Даже эта так и не распакованная одежда, купленная из болезненной потребности, была частью истории, частью патологической зависимости, возникшей из опыта войны и послевоенных лет. Казалось, история сама материализовывала собственные фетиши, исчезавшие затем в темных глубинах материных шкафов. Они превращались в магические предметы, смысл которых был навеки утрачен.
Что видела мать в раннем детстве, в последние годы войны? Как вешали на фонарных столбах дезертиров с картонной табличкой на шее? Как свисали фрагменты тел из разбомбленных квартир, открытых взгляду, словно кукольные домики без передней стены? Видела она эти обрушенные стены, эти гигантские кукольные домики и раздавленные, облепленные мухами и червями конечности, оторванные взрывной волной, расплавленные трупы и разбросанные куски человеческой плоти, и тянущиеся на запад потоки беженцев, расстреливаемые из бортового пулемета с низко летящих истребителей, горящие амбары, горящие пшеничные поля, горящие церкви? Что пришлось ей увидеть собственными глазами в смятении и разоре своего детства?
И почему отец всегда покупал дома с надеждой войти в общество, которое иначе никогда бы его не приняло? Он уже десять лет как умер, мой отец. Квартира на Аппер-Брук-Стрит в лондонском квартале Мэйфэр. Шале Ага-хана в Гштаде. Вилла в Кап-Ферра на скале между домом Сомерсета Моэма и поместьем бельгийского короля. Дом в Кампене на Зильте. Дом на Си-Айленде в Джорджии.

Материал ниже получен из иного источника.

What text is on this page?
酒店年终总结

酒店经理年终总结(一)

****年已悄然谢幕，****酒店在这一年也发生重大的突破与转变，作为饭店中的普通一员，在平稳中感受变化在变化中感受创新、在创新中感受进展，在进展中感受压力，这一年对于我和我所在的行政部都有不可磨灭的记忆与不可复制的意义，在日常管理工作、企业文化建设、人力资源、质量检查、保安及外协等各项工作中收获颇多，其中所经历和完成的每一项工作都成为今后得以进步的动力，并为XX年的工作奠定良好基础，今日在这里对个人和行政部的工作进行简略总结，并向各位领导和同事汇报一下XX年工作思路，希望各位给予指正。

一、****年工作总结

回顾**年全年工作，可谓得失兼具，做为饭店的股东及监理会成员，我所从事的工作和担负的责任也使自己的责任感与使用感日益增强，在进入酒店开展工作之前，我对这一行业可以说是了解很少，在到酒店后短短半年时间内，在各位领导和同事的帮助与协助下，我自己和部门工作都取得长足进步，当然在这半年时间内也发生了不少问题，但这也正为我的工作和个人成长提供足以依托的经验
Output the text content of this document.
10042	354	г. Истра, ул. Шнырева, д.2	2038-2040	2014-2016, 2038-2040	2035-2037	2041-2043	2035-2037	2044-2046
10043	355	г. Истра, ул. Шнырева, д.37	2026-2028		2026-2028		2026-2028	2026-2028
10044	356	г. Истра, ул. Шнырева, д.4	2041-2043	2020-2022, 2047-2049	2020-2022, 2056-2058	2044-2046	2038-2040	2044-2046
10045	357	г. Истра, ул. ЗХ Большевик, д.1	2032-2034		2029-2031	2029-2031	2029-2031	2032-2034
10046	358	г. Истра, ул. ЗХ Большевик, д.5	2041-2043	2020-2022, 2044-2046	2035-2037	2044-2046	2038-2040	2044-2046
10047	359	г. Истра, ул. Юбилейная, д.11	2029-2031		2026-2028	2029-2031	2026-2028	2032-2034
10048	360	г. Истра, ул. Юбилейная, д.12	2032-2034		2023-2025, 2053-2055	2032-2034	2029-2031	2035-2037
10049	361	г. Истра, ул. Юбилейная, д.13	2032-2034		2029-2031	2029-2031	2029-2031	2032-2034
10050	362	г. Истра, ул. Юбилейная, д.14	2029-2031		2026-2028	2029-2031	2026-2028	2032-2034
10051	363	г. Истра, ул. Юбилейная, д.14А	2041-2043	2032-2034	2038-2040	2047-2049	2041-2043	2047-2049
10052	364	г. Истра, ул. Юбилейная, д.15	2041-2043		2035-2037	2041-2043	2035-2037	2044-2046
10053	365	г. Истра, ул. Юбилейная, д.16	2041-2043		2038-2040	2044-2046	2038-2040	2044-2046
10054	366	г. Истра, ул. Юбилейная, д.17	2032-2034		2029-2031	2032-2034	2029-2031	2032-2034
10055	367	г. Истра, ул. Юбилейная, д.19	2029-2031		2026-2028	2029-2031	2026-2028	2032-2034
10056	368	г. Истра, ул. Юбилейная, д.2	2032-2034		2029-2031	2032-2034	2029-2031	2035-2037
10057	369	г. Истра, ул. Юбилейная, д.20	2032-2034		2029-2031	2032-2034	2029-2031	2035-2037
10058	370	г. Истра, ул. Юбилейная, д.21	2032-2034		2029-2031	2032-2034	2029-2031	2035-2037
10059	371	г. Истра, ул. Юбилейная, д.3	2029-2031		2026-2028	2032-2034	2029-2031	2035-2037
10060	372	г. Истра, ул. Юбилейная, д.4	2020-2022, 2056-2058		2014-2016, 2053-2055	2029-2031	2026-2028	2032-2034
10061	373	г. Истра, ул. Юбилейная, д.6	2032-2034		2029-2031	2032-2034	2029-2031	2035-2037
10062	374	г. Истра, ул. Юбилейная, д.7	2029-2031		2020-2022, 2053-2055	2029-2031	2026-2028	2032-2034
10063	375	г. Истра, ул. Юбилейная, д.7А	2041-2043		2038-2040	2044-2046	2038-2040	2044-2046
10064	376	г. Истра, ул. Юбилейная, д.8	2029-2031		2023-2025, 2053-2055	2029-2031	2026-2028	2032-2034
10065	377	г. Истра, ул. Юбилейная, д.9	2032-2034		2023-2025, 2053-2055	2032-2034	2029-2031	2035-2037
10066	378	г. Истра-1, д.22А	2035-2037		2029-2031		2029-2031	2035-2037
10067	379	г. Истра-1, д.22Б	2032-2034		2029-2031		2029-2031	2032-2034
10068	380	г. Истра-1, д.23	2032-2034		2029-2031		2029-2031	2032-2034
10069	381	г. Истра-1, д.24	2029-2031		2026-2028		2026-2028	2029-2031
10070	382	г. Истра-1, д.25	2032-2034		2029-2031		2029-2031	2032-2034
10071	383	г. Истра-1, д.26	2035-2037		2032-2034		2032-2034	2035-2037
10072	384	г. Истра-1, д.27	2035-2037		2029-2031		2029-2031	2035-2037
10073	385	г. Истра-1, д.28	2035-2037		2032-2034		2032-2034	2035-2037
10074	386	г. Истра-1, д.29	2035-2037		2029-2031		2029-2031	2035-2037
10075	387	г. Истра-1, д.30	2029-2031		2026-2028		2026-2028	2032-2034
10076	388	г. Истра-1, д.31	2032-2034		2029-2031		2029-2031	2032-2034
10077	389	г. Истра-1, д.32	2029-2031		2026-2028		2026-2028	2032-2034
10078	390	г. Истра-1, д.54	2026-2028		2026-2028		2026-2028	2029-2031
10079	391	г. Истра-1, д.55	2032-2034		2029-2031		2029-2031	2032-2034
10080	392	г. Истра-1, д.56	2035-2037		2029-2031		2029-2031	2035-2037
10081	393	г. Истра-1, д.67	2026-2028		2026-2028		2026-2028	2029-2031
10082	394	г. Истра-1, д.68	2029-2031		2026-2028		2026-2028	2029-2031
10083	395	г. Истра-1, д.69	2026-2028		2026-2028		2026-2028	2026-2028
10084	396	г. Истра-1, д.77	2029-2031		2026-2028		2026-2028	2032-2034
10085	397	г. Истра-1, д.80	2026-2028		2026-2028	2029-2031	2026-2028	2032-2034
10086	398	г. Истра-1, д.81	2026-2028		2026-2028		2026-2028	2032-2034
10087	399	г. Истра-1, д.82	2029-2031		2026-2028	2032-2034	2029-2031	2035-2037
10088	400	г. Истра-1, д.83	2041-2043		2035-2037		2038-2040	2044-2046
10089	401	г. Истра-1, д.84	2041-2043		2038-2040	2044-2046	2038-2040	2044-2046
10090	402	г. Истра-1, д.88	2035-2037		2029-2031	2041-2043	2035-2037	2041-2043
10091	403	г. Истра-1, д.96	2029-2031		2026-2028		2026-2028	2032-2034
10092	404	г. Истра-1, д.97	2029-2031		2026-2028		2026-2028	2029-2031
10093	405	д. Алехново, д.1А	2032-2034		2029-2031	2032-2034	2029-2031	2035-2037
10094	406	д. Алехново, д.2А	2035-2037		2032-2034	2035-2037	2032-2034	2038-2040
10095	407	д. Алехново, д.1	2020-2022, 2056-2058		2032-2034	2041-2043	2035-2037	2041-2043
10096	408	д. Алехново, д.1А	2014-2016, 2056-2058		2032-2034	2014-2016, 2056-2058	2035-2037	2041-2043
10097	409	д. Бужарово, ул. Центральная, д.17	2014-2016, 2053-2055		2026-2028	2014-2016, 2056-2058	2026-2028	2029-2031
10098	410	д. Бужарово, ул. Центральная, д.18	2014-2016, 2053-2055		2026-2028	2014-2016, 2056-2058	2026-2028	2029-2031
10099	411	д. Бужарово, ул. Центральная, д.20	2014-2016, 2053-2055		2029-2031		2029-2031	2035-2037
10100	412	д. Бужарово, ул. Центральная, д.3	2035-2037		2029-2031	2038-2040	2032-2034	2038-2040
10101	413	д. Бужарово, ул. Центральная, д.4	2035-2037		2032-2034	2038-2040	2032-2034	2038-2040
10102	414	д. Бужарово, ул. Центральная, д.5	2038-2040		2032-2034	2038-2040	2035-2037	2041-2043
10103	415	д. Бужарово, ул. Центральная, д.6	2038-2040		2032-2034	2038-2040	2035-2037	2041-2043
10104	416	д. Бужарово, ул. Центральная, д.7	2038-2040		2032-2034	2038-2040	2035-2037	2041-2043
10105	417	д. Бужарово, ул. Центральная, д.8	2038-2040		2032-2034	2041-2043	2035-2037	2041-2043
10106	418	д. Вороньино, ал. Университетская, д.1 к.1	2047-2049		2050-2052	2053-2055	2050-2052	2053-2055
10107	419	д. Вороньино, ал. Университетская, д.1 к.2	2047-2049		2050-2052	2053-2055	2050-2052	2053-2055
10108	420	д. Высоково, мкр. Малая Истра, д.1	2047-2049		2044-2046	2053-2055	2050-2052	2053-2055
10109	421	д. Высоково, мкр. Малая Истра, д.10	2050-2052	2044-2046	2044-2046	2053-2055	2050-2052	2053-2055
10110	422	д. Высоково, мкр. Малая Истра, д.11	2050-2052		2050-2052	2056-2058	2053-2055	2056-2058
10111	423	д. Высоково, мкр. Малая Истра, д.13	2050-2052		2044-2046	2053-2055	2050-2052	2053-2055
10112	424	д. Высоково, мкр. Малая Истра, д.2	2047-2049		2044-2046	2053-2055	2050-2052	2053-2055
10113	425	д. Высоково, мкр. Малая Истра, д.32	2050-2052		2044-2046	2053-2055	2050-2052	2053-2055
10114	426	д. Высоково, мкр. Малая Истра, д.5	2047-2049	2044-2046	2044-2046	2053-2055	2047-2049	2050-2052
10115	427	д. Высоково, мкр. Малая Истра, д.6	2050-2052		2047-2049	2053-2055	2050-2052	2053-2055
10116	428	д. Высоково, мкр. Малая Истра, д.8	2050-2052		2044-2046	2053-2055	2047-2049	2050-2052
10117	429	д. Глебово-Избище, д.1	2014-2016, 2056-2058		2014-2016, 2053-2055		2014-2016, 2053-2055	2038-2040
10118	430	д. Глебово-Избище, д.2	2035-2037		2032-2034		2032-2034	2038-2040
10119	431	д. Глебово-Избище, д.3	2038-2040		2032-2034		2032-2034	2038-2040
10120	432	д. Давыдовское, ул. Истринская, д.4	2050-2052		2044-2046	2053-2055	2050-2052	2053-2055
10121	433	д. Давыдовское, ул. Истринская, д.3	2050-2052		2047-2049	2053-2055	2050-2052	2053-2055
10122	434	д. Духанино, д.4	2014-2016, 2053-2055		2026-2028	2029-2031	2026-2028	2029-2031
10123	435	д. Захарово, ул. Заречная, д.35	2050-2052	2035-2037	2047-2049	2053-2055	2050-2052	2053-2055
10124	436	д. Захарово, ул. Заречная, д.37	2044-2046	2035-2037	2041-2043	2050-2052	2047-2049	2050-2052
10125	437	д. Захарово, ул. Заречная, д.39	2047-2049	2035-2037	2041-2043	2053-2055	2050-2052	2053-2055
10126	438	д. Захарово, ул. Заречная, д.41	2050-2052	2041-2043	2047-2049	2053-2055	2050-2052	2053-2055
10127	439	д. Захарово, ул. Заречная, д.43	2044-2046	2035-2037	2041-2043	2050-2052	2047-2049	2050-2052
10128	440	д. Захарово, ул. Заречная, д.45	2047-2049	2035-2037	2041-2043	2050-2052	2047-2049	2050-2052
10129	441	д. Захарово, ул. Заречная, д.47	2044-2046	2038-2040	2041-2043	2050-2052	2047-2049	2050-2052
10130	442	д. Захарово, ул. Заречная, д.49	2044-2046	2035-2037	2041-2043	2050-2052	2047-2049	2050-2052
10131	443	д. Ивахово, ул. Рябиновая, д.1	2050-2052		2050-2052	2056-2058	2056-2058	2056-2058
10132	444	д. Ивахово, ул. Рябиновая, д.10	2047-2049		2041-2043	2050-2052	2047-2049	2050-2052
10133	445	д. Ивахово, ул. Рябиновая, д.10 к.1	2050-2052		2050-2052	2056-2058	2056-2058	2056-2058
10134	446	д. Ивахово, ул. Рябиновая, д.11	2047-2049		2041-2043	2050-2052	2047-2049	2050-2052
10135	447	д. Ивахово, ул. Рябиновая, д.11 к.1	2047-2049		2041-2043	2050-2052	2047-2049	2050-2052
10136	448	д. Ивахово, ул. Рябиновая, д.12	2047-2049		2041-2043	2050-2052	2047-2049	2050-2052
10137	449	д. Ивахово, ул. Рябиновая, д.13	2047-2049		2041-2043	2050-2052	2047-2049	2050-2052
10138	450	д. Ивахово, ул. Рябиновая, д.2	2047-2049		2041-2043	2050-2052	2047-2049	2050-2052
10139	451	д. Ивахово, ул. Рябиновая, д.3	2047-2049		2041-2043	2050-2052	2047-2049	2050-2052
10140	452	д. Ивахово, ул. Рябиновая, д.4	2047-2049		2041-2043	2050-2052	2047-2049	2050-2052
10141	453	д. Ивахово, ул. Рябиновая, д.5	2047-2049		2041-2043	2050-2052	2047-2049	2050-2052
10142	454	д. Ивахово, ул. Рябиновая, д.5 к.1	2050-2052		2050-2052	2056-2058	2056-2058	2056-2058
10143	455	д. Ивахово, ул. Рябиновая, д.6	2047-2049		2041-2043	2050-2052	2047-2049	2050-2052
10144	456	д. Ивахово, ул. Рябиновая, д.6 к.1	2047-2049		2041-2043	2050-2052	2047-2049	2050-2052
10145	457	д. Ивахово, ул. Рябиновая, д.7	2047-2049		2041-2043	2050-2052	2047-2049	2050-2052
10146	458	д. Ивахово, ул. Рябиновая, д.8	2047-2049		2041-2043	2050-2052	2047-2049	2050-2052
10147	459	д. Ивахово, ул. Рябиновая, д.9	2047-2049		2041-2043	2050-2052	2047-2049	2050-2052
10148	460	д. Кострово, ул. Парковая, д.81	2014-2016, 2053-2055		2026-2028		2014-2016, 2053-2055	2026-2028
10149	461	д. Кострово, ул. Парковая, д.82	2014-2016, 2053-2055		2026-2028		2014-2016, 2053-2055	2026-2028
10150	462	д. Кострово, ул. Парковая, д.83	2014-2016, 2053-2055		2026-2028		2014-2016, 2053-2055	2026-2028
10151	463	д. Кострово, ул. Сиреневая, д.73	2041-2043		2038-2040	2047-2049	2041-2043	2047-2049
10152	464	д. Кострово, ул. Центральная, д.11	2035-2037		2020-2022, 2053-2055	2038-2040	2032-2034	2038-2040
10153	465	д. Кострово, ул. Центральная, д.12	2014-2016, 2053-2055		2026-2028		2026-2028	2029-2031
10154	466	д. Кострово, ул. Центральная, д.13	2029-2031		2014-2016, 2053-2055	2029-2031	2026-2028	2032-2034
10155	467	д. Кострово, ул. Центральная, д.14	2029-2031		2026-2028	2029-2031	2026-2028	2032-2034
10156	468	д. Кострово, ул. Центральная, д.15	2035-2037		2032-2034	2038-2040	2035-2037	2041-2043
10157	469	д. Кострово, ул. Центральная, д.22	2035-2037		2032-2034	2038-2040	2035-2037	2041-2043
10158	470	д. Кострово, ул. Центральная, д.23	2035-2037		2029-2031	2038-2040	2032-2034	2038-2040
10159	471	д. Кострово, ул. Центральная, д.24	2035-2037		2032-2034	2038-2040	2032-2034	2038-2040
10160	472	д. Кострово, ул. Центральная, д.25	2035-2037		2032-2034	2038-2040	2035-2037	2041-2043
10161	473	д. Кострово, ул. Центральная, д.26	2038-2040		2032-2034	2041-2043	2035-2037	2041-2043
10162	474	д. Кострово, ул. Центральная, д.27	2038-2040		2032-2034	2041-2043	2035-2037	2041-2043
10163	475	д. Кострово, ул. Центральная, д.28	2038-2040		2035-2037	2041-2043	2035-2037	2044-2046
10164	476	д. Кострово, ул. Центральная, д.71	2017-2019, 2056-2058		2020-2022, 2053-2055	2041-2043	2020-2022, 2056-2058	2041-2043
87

И, наконец, замок в Морже на Женевском озере, где он и умер.
Я всегда с удовольствием вспоминал этот дом, робкую копию ротшильдовского замка Преньи. Перед глазами у меня вставало тусклое барокко ван Дейка в холле, которое в какой-то момент между двумя моими приездами исчезло со стены: наверное, было вырезано, скатано в рулон и отправлено на Сотбис. Между искусством и деньгами всегда была самая прямая связь, никогда не возникало ни малейшего сомнения, что они составляют единое и неразрывное целое.
Я видел обитые золотистым шелком диваны в большой гостиной, и на одном из них отца, присевшего на краешек в английском светло-сером фланелевом костюме, узкая туфля на узкой ноге, видел его хитрые, светло-льдистые глаза. Взгляд его был устремлен далеко за пределы парка, к Женевскому озеру и Эвиану на противоположном берегу, к французским Альпам, мирно рдеющим в лучах заходящего солнца. Я видел его гардеробную от Гермес, до самого потолка обитую светло-коричневой и оранжевой кожей. В стены были врезаны сотни тонких ящичков из тикового дерева, по одному на каждую рубашку Harvie & Hudson. А еще две ранние, экспрессионистские, картины Лионеля Фейнингера, одна называлась «Иезуиты», а другая «Читающий газету», над письменным столом в его отделанном красным деревом и тиком рабочем кабинете. Десятилетиями собиравшаяся коллекция тончайших китайских фарфоровых чайниц, сотни экземпляров, как у чатвиновского Каспара Утца, терзаемого неизлечимой страстью к фарфору. Почему, почему это всё?